Setting the bar for self-respect
Around this age, the child’s horizons rapidly widen. Their social circle expands with the addition of many new relationships.
The relationship between the child and the caregiver builds the foundation for all the future relationships of the child.
One has to understand two basic principles here:
- The treatment the child receives from the parent is the treatment the child learns to give themselves.
- The treatment the child gives themselves sets the bar for the treatment the child receives from the world.
If we want our children to be treated well, we need to set that example in our relationship.
If we normalise shouting at our child, the message the child receives is that it’s okay to be shouted at by our loved ones.
If we normalise hitting our child (for whatever humble looking reason), the message the child receives is that it’s okay to be hit (for humble looking reasons too) by our loved ones.

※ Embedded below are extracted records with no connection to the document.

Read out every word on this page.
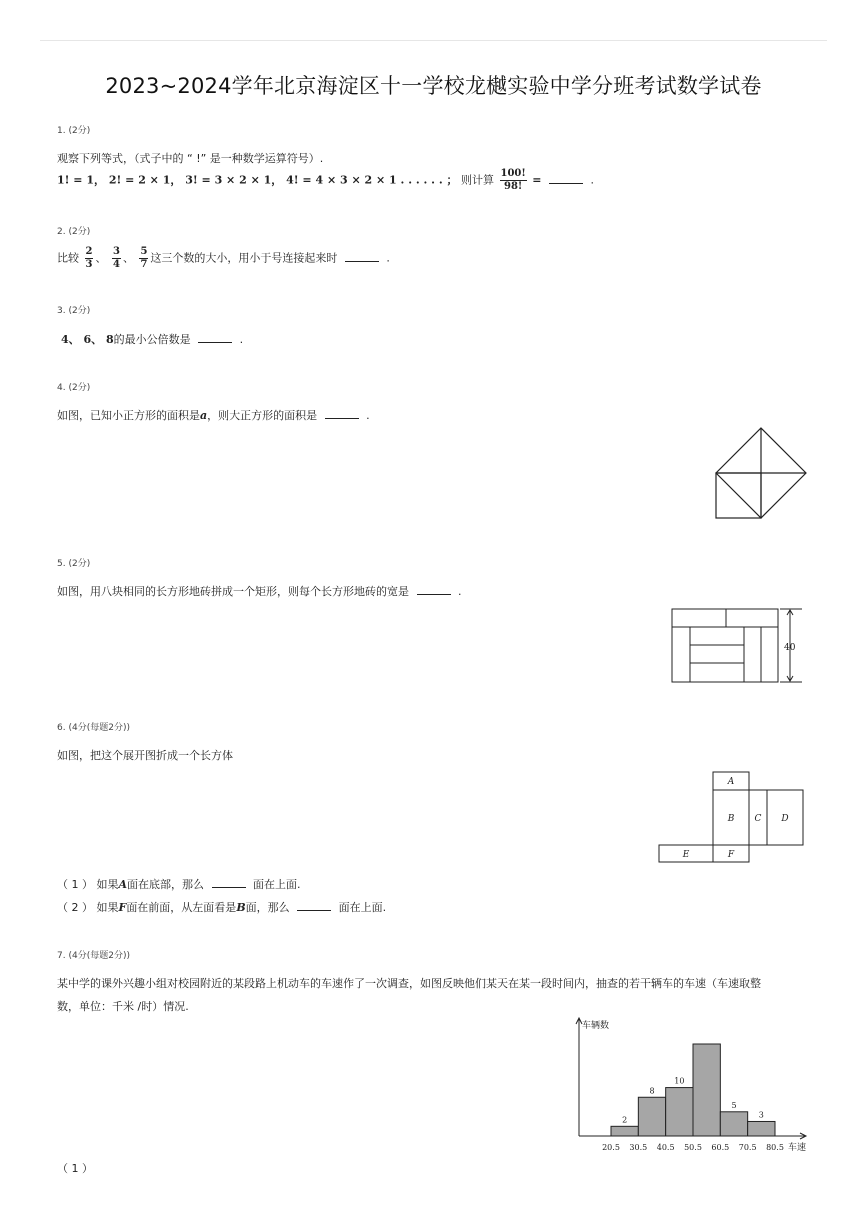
2023~2024学年北京海淀区十一学校龙樾实验中学分班考试数学试卷
1. (2分)
观察下列等式，（式子中的 “ !” 是一种数学运算符号）.
1! = 1， 2! = 2 × 1， 3! = 3 × 2 × 1， 4! = 4 × 3 × 2 × 1 . . . . . . ； 则计算 $\frac{100!}{98!}$ =	.
2. (2分)
比较 $\frac{2}{3}$ 、 $\frac{3}{4}$ 、 $\frac{5}{7}$ 这三个数的大小，用小于号连接起来时	.
3. (2分)
4、 6、 8的最小公倍数是	.
4. (2分)
如图，已知小正方形的面积是a，则大正方形的面积是	.
5. (2分)
如图，用八块相同的长方形地砖拼成一个矩形，则每个长方形地砖的宽是	.
40
6. (4分(每题2分))
如图，把这个展开图折成一个长方体
A
B C D
E	F
（ 1 ） 如果A面在底部，那么	面在上面.
（ 2 ） 如果F面在前面，从左面看是B面，那么	面在上面.
7. (4分(每题2分))
某中学的课外兴趣小组对校园附近的某段路上机动车的车速作了一次调查，如图反映他们某天在某一段时间内，抽查的若干辆车的车速（车速取整
数，单位：千米 /时）情况.
车辆数
车速
20.5 30.5 40.5 50.5 60.5 70.5 80.5
2
8
10
5
3
（ 1 ）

If we normalise breaking trust of our child, the message the child receives is that it’s okay for our loved one to break our trust and forgiveness is natural.
Imagine what consequences this may have on our child’s future relationships.

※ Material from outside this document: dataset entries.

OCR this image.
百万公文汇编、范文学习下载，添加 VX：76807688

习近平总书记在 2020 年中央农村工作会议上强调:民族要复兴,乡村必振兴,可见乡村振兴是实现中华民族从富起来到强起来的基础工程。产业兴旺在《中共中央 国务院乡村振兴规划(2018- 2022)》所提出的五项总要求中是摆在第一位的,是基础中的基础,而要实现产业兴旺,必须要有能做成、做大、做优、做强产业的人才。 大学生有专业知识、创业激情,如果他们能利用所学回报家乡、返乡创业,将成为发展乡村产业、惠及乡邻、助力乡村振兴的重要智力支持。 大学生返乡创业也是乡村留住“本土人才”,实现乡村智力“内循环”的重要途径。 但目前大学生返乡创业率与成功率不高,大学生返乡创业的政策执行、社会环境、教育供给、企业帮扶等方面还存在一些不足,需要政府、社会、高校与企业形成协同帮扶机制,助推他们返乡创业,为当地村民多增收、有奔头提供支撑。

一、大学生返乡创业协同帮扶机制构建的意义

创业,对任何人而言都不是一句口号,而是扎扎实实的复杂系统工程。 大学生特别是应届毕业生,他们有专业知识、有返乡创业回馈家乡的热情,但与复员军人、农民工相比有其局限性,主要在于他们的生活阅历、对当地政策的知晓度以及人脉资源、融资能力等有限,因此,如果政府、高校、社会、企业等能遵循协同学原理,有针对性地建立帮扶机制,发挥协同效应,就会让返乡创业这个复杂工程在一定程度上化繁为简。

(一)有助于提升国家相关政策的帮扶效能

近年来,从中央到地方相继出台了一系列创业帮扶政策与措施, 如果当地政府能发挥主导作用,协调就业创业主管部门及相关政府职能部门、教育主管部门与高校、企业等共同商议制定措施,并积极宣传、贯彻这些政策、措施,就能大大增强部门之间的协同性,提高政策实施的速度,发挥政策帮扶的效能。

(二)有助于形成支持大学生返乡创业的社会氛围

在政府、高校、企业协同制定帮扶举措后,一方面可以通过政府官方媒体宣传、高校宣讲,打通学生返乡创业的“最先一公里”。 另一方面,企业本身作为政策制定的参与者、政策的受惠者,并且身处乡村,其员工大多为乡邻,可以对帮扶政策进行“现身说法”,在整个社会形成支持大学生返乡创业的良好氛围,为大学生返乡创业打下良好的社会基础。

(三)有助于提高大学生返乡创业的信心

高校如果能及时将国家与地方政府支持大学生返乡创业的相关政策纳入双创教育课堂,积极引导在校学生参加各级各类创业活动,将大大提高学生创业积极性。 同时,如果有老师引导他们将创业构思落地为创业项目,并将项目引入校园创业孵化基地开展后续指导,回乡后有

Let’s call out these normalised patterns which are passed on from generations, sometimes with pride and let’s break them here and now.
What action/behaviour of the adults was normal for you as a child which you later discovered as something wrong or painful or unjust?
When you have friction with your child, what is your natural reaction? Can you change this reaction with one which is kind and compassionate yet firm? (unlike what we may hear being said around, kindness doesn’t spoil our children as long as we are not permissive.)